Remote Kudu scans can take many iterations against the same scan range before achieving good performance if the OS buffer cache is initially cold on the tablet servers. The slow warmup of the buffer cache is exacerbated by the fact that remote scans in the default Impala config choose a tablet server at random from the replica candidates. The Kudu client supports a LEADER_ONLY option that provides hard affinity to the leader replica, and Impala allows this to be configured using the --pick_only_leaders_for_tests option, but this is currently considered a testing only option and by default Impala will connect to a random replica.
The following is a series of iterations of TPC-DS query 33 (times in seconds), against a freshly started Kudu cluster, in 3 configurations (1) local reads, with Impala running on Kudu cluster, (2) remote reads from separate Impala cluster with default config, (3) remote reads with pick_only_leaders_for_tests=true (LEADER_ONLY affinity)
|Config||Iteration 1||Iter 2||Iter 3||Iter 4||Iter 5||Iter 6||Iter 7||Iter 8||Iter 9|
|Remote (default config)||110.8||56.9||49.9||43.3||37.3||44.0||20.0||28.9||14.9|
With pick_only_leaders_for_tests, the remote performance improves quickly, approaching local performance on the second iteration and warming up fully by iteration 4. In the default config it takes 9 iterations of the query before we see the same performance.
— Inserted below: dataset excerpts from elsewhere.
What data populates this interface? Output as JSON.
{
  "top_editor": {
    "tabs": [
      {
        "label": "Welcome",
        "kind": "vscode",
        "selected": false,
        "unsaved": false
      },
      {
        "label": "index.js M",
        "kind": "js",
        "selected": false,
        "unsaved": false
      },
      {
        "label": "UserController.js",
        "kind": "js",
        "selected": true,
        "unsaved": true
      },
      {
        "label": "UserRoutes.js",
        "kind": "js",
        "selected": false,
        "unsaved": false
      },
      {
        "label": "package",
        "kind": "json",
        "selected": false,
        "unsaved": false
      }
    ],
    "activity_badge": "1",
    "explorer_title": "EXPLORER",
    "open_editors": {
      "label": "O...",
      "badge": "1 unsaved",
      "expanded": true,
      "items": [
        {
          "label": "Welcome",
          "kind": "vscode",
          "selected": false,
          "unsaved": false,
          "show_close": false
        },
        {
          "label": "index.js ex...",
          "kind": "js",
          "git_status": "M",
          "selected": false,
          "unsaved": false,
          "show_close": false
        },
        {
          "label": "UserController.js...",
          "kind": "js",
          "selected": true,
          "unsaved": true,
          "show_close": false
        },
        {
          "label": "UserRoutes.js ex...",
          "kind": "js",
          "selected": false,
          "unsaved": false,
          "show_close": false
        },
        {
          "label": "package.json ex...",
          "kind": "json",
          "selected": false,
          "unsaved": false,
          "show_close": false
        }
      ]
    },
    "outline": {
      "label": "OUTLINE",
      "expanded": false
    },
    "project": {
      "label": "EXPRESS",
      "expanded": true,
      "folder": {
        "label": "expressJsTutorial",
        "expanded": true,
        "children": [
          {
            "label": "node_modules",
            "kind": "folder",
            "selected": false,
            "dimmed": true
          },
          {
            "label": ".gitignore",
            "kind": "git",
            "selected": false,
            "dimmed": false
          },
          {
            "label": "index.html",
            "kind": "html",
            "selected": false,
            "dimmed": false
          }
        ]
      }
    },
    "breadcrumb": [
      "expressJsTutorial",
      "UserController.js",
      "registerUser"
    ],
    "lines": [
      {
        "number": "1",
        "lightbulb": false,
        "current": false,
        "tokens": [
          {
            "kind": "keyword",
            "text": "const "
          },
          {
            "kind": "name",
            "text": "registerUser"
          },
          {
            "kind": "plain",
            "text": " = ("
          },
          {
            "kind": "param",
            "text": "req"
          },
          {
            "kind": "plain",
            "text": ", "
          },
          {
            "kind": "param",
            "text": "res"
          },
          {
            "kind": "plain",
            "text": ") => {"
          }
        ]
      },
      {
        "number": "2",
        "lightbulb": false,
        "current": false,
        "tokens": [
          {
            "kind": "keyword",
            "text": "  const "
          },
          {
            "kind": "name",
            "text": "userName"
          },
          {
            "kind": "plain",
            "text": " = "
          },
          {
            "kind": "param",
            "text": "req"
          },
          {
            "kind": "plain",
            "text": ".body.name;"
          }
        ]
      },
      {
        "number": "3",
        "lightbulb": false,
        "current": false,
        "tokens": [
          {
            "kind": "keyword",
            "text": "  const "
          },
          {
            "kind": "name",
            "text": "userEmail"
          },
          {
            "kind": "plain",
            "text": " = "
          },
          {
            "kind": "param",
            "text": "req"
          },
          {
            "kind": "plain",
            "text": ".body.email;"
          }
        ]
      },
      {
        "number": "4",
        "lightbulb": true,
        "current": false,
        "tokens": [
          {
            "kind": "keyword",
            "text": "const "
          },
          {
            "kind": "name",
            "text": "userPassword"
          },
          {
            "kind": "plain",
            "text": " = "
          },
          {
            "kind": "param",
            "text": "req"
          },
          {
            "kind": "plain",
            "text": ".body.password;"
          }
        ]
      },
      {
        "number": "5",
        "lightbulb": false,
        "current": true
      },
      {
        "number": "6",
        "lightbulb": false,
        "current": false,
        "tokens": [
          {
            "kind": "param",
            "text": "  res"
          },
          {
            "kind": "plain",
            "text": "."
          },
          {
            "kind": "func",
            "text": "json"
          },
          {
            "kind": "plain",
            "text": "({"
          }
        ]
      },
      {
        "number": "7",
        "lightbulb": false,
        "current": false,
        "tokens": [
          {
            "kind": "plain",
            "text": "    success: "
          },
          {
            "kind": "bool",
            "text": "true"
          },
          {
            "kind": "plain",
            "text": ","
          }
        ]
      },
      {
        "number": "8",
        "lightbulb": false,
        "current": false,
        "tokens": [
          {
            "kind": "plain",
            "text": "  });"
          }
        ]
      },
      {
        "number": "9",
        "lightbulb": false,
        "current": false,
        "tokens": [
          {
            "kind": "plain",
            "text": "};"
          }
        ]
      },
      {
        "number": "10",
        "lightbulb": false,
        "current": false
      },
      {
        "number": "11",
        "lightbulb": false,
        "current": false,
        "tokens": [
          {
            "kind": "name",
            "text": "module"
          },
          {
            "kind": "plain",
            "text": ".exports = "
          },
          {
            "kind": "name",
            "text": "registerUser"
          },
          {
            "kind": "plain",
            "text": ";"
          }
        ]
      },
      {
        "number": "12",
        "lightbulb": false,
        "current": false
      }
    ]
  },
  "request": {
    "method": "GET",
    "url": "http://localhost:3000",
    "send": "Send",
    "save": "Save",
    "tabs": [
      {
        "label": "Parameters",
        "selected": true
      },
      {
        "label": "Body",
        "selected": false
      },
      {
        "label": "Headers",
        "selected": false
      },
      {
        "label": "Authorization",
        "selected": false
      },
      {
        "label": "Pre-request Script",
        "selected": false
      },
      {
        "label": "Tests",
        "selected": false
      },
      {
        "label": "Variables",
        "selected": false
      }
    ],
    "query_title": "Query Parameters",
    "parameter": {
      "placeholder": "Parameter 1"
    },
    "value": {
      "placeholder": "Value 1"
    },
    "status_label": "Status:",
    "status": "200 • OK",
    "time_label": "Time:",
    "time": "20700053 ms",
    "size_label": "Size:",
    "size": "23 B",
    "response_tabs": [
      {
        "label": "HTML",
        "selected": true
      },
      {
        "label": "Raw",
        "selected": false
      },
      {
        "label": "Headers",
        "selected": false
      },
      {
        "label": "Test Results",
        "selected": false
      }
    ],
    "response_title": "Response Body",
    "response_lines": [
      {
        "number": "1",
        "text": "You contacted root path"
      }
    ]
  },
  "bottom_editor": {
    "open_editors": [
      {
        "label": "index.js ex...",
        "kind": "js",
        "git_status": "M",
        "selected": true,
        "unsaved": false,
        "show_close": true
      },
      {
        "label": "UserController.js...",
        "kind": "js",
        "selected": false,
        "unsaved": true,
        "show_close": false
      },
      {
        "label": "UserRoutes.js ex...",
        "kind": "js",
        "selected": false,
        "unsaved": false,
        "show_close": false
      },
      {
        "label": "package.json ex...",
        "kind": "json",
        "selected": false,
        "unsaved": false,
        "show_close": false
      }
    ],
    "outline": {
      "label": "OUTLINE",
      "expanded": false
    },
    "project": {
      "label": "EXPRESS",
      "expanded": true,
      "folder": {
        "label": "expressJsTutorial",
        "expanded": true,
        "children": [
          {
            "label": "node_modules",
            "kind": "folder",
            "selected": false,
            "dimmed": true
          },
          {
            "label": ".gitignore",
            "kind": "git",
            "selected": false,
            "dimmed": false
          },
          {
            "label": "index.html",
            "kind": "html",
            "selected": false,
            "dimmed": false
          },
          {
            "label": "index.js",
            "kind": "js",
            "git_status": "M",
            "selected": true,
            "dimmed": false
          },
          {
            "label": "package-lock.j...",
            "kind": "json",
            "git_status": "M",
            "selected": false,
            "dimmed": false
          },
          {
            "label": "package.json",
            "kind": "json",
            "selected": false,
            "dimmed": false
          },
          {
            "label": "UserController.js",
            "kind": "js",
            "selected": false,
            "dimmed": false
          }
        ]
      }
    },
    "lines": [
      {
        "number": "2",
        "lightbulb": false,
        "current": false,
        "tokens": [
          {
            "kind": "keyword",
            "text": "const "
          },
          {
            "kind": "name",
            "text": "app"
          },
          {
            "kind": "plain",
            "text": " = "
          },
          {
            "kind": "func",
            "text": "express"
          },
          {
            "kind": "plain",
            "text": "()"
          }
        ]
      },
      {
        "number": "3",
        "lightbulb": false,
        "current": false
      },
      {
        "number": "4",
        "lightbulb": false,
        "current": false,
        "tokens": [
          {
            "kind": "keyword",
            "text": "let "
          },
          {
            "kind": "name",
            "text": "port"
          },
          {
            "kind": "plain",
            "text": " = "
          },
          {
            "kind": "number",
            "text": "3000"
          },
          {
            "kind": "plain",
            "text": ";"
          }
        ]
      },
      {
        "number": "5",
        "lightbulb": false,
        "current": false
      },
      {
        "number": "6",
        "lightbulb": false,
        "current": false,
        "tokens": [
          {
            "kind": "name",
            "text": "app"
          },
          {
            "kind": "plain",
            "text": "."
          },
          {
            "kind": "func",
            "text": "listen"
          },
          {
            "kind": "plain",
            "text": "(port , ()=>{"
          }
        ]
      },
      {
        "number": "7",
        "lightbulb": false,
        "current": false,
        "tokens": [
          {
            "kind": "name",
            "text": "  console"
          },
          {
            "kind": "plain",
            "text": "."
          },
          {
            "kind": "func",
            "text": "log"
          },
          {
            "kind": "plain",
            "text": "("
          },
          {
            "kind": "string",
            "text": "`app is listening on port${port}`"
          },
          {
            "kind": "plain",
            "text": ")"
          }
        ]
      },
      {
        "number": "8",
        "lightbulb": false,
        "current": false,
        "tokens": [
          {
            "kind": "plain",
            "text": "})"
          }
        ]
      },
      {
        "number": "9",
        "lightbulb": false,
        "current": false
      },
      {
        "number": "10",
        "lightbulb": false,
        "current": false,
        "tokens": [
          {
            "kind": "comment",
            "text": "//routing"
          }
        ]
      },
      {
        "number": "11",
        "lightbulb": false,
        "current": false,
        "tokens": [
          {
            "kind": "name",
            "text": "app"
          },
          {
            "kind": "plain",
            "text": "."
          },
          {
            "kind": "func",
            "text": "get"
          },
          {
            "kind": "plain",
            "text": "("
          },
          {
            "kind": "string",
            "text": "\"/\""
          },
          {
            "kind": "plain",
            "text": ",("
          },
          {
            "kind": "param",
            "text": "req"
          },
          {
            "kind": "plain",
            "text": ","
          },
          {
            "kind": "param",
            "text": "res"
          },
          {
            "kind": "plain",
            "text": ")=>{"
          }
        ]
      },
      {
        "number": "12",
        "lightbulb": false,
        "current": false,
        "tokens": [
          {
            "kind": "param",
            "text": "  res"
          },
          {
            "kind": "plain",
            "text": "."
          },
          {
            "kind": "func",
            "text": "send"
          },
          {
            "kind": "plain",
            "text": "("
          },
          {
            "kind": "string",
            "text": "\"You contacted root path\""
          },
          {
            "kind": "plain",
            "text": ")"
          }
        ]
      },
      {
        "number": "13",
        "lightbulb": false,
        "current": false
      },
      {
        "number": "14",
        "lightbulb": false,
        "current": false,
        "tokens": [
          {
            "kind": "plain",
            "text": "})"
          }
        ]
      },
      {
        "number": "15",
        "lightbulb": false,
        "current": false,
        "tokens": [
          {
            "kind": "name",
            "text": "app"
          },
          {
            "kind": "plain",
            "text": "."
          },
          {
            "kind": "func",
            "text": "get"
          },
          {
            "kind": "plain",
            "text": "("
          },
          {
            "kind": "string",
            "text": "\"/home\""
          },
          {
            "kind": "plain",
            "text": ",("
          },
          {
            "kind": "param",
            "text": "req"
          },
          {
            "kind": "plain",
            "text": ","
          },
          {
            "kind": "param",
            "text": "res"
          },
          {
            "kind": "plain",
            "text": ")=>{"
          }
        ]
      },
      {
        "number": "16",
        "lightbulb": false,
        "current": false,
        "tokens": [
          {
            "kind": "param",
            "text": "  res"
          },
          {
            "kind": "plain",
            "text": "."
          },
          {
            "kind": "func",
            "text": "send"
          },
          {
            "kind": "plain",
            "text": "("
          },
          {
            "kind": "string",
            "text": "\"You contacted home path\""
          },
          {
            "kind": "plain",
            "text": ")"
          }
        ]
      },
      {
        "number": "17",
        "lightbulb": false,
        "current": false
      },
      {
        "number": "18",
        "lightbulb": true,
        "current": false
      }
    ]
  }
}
Running similar experiments after explicitly dropping the buffer cache on the tablet servers confirmed that this slow warmup is caused by poor buffer cache hit rates until the cache is fully warm.
I suspect that slow warmup isn't the only consequence of this. Caching a given tablet in the buffer cache on multiple tablet servers increases the overall buffer cache footprint and will increase tserver memory pressure under load.
We should consider setting the LEADER_ONLY option by default for remote Kudu reads. The only concern would be that this might result in worse load balancing and hotspots, in which case Kudu might need to implement some additional connection option that provides a better mix of affinity and load balancing.